Tuesday, September 01, 2009

An Alaskan Fable

In south central Alaska, where the young Alaska range thrusts its ragged saw tooth peaks against the sky and stands as a barrier to man's dominion over the great wild tundra of the north, a placid lake colored grey green is nestled in the foothills. Fed by glacial streams it empties into an arm of the sea through Big River. Bald eagles live there surveying the lake from snags high above the rippling water, and so do loons whose lonely cries at dusk remind a human hearer that the edge of another world begins there. Big River Lake was the home of a mother bear who would go to Wolverine cove to fish the red coho and sockeye salmon crowding the shallows, made desperate to spawn by eons of their tribe's tradition of going home to the sacred gravels of their birth. So intent was mother bear on catching fish for herself and cubs that she grew indifferent to the frequent encounters with humans fishing it same place. Later other humans called "tree-huggers" by the blue-eyes with thundersticks came just to watch her leap into the water from a boulder to stun her prey with her outstretched paws. Like everything human their behavior was strange to the brown bear they called "Baylee". But the humans made no threats and kept a respectful distance from her babies. So a truce existed for fifteen years at the mouth of Wolverine creek.

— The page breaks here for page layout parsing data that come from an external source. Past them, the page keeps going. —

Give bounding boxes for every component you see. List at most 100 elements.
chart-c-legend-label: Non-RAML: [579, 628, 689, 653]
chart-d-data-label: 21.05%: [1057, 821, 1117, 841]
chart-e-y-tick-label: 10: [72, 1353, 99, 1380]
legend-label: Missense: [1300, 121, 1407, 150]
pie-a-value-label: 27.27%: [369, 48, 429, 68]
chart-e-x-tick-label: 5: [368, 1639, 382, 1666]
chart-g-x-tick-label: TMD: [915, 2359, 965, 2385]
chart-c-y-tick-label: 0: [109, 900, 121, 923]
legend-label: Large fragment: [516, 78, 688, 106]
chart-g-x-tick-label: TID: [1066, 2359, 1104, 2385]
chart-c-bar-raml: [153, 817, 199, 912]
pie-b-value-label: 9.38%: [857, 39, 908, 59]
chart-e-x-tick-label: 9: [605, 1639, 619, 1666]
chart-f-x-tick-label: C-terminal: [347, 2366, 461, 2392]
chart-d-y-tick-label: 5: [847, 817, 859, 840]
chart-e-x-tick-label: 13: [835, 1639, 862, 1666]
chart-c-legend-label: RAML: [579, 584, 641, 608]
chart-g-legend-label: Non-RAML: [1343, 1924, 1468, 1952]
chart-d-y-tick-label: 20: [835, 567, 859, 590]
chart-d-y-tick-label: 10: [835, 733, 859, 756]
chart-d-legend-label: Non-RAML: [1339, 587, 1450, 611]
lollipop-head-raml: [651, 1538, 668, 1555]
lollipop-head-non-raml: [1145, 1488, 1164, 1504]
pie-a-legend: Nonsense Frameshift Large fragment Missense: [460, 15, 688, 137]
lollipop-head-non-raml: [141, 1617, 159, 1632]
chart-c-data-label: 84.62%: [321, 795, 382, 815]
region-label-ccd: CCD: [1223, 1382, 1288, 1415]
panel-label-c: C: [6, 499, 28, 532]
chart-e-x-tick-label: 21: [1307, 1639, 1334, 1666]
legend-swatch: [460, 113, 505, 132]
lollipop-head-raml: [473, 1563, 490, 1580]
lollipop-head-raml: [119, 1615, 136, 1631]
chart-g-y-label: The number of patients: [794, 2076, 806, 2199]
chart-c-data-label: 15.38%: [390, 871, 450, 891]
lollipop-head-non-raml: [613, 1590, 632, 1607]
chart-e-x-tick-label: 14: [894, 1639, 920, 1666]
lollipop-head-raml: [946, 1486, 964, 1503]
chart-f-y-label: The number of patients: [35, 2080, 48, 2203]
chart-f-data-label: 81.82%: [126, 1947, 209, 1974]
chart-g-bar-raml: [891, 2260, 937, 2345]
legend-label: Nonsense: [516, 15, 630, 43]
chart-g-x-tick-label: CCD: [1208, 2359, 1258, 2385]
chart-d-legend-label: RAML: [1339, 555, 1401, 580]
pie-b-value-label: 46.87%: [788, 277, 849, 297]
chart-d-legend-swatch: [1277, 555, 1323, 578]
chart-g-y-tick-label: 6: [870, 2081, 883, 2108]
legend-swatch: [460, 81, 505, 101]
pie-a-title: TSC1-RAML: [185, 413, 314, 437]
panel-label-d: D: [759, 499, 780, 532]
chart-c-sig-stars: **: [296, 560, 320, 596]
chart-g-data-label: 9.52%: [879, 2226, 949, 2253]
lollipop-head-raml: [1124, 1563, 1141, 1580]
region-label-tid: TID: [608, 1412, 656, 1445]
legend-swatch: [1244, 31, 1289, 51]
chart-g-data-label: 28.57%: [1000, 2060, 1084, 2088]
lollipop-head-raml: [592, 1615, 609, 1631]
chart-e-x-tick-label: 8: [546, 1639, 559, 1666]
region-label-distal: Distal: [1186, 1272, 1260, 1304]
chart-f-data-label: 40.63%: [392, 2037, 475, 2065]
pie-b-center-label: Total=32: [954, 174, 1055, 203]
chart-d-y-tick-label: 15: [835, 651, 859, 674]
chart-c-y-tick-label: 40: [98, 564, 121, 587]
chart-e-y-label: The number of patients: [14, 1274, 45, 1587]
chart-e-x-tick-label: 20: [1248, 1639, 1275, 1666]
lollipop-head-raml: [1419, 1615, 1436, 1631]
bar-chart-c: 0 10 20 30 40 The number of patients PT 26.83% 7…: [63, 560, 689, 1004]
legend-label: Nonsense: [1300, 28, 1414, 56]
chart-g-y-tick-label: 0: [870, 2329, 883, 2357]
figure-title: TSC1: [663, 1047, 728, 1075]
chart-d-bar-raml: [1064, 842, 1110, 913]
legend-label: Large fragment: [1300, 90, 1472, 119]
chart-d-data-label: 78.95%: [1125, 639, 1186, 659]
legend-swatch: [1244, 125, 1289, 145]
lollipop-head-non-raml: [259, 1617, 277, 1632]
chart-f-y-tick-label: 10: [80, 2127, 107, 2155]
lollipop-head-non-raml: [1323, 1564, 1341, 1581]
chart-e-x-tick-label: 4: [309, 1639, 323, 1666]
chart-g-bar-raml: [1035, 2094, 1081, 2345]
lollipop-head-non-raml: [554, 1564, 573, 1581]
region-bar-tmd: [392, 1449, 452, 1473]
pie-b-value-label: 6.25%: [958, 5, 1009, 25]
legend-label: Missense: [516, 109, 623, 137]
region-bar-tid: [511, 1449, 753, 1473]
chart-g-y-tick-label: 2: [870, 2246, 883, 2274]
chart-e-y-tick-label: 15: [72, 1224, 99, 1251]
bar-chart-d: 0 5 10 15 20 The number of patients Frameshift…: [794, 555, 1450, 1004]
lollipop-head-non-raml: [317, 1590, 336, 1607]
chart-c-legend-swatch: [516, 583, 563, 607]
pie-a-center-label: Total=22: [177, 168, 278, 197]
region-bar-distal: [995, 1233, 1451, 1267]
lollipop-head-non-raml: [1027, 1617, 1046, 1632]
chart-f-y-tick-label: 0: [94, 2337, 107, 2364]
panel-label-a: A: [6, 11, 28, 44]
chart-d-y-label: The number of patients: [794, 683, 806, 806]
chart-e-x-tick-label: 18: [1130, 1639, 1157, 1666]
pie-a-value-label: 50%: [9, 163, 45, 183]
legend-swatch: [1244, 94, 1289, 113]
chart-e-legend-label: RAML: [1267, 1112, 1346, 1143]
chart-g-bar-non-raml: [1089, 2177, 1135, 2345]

One summer when fewer salmon than in past times were again laboring to lift their heavy bodies up the rock strewn creek beds, Baylee did not come back to fish in the cove. The lodge visitors did no see bears roaming the hills around the lake or fishing in the many steams pouring into Big River Lake. The bears were gone. People at the lodge wondered why the bears did not return to fish as they had for years. A biologist said perhaps a disease had spread through the tribe of brown bears around Big River Lake. Baylee was seen with a sick cub last season. Perhaps she too, had died from the infection. But Baylee was a strong and resourceful mother, experienced in the ways of the wild. Except for one chink in the armor of fang and claw nature gave her: she had lost her dislike of humans. Their strong order no longer caused her to flee. The truce of fifteen years had dulled the instincts protecting her from danger.

The human hunters of the moose tribe complained that the bears were eating all the moose. They could no longer mount the great antlers on the wall to prove their prowess, or dine on the
flavorful meat. "We must kill the bears!", they demanded to their chiefs. No hunter talked of the countless number of antlers hanging on the walls of the city, or the thick stacks of moose loin laying in the freezers. So the truce ended, and once again the thundersticks of man roared with fire and pain. Snares designed to cripple and maim an unsuspecting bear were laid down. Now Baylee is gone, and so are eighty five other brown and black bears in man's so-called "wildlife management unit" around Big River Lake. The loons still call at dusk, but their cry is even sadder now, as if morning the loss of brother bear.